Dell reported third-quarter profits that were down 54% from this time last year, though the company said it was encouraged by a slight uptick in sales from the prior quarter.
Dell's net income for the three months to Oct. 30 was $337 million, or 17 cents per share, down from $727 million, or 37 cents a share, in the same quarter last year, the company said. Revenue declined 15% to $12.9 billion.
Sales were down from last year in all of Dell's main business units, including the large-enterprise division, where revenue dropped 23%, and the small-and-medium-sized business segment, where revenue fell 19%.
Still, Chief Financial Officer Brian Gladden said Dell saw some “encouraging signs” and that business had started to improve in some commercial markets. Sales in its enterprise and small-business segments, while down year-over-year, were up sequentially for the first time in seven quarters, he said.
“While we've been talking about demand stabilizing in prior quarters, we're now seeing signs of improvement in some markets, including key commercial markets worldwide,” he said during a call with reporters.
Still, the results were poorer than expected. Dell's profit before one-time charges was 23 cents per share, below the 28 cents per share financial analysts had forecast, according to Thomson Reuters. Its revenue also came in below Wall Street's target.
Dell was in need of a strong quarter after its main rival, Hewlett-Packard, released preliminary profit numbers last week that were better than expected. HP's earnings before one-time charges were $1.14 per share, up from $1.03 a year earlier, while revenue dropped 8% to $30.8 billion, the company said. HP will report its full results on Monday.
Dell has also been struggling in the PC market, where it has slipped to third position in the worldwide rankings behind HP and Acer, according to IDC. Dell depends more heavily than its rivals on the business sector, which cut spending sharply amid the recession.
Desktop shipments were down 15% in the quarter, with revenue falling more steeply because average selling prices were lower. Laptop shipments increased by 5%, but revenue fell there too, Dell said.
The company also faces pressure in the data center, following HP's news last week that it will acquire networking vendor 3Com for $2.7 billion, and Cisco Systems' entry into the blade-server market earlier this year.
Dell is moving to diversify its own business. It is trying to build a bigger business in IT services with its $3.9 billion purchase of Perot Systems, and it has partnered with Brocade and Juniper to resell their networking equipment. Two years ago it bought storage vendor Equalogic for $1.4 billion.
It is also trying to move into the smartphone business with last week's launch of the Mini 3, based on Google's Android OS. The phone will be sold initially in China and Brazil, but a version may eventually come to the U.S. and Europe.

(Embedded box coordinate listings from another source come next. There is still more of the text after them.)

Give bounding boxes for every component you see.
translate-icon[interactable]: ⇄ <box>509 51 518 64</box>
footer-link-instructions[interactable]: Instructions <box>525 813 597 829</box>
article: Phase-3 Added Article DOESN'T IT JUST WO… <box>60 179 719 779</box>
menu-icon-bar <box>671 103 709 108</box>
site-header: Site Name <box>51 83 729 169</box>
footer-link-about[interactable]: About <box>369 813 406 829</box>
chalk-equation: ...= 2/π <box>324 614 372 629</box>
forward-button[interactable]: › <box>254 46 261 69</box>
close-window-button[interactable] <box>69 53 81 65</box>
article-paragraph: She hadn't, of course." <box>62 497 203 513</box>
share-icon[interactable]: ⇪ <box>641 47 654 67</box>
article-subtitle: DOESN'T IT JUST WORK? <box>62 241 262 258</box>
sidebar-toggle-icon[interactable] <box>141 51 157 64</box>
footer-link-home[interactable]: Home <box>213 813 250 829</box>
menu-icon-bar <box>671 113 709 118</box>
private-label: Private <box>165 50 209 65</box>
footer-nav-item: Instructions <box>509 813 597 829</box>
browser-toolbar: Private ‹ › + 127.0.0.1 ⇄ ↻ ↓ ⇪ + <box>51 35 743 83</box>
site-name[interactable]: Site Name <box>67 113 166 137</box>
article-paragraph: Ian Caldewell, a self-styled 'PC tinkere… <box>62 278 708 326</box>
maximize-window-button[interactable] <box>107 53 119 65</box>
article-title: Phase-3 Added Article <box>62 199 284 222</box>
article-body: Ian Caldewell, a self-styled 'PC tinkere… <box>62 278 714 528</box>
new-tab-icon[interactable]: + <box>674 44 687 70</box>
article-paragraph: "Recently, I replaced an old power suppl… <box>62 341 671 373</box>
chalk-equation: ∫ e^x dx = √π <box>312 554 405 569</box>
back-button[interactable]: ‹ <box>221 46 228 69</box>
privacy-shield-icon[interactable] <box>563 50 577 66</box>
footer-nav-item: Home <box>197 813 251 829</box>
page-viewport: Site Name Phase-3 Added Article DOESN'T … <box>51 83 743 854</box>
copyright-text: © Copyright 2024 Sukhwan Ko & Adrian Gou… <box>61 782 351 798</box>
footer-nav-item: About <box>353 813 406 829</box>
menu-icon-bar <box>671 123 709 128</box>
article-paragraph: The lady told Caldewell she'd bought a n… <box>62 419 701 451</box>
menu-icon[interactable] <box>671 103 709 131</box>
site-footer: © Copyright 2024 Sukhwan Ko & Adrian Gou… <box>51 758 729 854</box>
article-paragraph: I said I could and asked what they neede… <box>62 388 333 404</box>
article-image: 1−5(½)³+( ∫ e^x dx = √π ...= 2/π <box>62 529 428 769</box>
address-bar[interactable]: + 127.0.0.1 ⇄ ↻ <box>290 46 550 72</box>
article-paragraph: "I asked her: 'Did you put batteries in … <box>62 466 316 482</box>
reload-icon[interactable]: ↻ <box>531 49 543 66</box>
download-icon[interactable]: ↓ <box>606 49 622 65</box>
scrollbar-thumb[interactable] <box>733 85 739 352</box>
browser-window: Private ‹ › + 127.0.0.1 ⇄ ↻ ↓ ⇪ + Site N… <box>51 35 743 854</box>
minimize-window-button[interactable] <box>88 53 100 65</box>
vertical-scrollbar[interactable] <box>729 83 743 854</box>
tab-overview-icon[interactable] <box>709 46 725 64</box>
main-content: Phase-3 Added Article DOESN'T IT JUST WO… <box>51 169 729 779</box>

Dell will give an update on Dec. 16 about its plans for Perot Systems, Gladden said. “With Perot Systems we expand Dell's services into hosting, consulting, application development and business process outsourcing,” he said.
Perot gets most of its business today from the U.S. health care sector, but Dell hopes to expand it to new industries and other countries, CEO Michael Dell said on the call.
He expects the release of Windows 7 will lead to a “pretty powerful” PC refresh cycle over the next 18 months, and he said that the overall PC market could grow next year by a percentage rate “well into the teens.”
“I can't remember a time when a very high%age of [business customers] skipped an entire operating system,” Dell said. Windows XP is now eight years old, he said, and businesses need a modern OS to use technologies like desktop virtualization.
With the uptick in spending from some corporate customers, Dell expects its fourth-quarter revenue to be higher than that of the quarter just ended.
The results pushed Dell's stock lower on the after-hours markets. Its shares were trading at $14.90 at the time of this report, down 6% from Thursday's close.